Straits Trading Company Limited - Annual Report 2015 - page 71

NOTES TO THE FINANCIAL STATEMENTS
For the financial year ended 31 December 2015
69
ANNUAL REPORT 2015
2.
SUMMARY OF SIGNIFICANT ACCOUNTING POLICIES (CONT’D)
2.18 TRADE AND OTHER RECEIVABLES
Trade and other receivables, include amounts due from subsidiaries, associates, joint ventures, related companies and
loans to related companies. When recognised initially, they are measured at fair value. Subsequent to initial recognition,
the receivables are measured at amortised cost using the effective interest method, less impairment. Gains and losses are
recognised in profit or loss when the receivables are de-recognised or impaired, and through the amortisation process.
Trade and other receivables are recognised and carried at original invoice amounts less allowances for any uncollectible
amounts. Allowance is made when there is objective evidence that the Group will not be able to collect the debts. Bad
debts are written off when identified.
2.19 CASH AND CASH EQUIVALENTS
Cash and cash equivalents comprise cash at bank and on hand, short-term deposits that are readily convertible to cash
and which are subject to an insignificant risk of changes in value. These also include bank overdrafts that form an integral
part of the Group’s cash management.
2.20 IMPAIRMENT OF ASSETS
(a)
Non-financial assets
An assessment is made at each reporting date to determine whether there is an indication that an asset may
be impaired. If any indication exists, or when annual impairment testing for an asset is required, the estimated
recoverable amount of that asset is determined.
Where the carrying amount of an asset or cash-generating unit exceeds its recoverable amount, the asset is
considered impaired and is written down to its recoverable amount. Impairment losses of continuing operations
are recognised in the profit or loss except for assets that are previously revalued where the revaluation was taken to
other comprehensive income. In this case, the impairment is also recognised in other comprehensive income up to
the amount of any previous revaluation.
Calculation of recoverable amount
An asset’s recoverable amount is the higher of an asset’s or cash-generating unit’s fair value less costs of disposal
and its value in use and is determined for an individual asset. If the asset does not generate cash inflows that are
largely independent of those from other assets or groups of assets, the recoverable amount is determined for
the cash-generating unit to which the asset belongs to. In assessing value in use, the estimated future cash flows
expected to be generated by the asset are discounted to their present value using a pre-tax discount rate that
reflects current market assessments of the time value of money and the risks specific to the asset. In determining fair
value less costs of disposal, recent market transactions are taken into account, if available. If no such transactions
can be identified, an appropriate valuation model is used.

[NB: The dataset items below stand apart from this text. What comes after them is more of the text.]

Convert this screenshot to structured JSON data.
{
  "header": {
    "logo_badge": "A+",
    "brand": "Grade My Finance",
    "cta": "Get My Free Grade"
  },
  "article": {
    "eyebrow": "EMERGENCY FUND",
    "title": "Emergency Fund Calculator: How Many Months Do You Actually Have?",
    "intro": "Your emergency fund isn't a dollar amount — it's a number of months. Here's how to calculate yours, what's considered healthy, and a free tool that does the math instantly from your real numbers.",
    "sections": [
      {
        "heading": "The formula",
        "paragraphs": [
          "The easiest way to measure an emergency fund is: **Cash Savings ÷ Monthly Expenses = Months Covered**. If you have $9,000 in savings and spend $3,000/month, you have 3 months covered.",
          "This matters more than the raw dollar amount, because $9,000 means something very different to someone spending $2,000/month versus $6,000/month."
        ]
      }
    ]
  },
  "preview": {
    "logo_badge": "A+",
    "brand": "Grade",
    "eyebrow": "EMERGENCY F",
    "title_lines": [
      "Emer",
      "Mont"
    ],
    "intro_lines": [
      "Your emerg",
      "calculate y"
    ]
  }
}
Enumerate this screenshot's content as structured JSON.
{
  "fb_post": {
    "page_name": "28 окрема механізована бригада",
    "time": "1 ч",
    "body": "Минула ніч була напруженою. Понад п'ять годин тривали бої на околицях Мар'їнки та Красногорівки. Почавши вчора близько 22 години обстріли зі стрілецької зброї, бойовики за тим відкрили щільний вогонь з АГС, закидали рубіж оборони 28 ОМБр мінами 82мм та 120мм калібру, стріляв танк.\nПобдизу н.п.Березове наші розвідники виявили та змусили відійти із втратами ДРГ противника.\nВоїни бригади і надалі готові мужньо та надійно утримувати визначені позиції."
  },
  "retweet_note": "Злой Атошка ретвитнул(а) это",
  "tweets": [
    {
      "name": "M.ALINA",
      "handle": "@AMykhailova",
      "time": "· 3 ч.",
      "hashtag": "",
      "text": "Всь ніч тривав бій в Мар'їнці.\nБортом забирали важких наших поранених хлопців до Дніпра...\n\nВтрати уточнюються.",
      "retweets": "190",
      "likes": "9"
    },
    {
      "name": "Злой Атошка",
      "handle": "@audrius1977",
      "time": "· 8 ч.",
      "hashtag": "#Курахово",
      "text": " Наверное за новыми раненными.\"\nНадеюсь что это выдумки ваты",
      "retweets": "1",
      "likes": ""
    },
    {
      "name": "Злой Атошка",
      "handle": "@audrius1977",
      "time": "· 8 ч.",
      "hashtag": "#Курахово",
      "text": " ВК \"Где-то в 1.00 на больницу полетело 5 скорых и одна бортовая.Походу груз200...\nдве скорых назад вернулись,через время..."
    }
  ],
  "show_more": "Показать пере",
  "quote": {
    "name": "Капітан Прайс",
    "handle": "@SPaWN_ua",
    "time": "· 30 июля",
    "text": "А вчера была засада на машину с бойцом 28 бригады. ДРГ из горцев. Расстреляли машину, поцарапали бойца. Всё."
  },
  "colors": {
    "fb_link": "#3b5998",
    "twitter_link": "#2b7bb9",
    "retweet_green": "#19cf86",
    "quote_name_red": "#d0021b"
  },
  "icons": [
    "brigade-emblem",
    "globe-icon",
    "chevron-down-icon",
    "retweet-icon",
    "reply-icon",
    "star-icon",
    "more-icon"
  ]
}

The Group bases its impairment calculation on detailed budgets and forecast calculations which are prepared
separately for each of the Group’s cash-generating units to which the individual assets are allocated. These budgets
and forecast calculations generally cover a period of five years. For longer periods, a long-term growth rate is
calculated and applied to project future cash flows after the fifth year.
Impairment losses of continuing operations are recognised in profit or loss, except for assets that are previously
revalued where the revaluation was taken to other comprehensive income. In this case, the impairment is also
recognised in other comprehensive income up to the amount of any previous revaluation.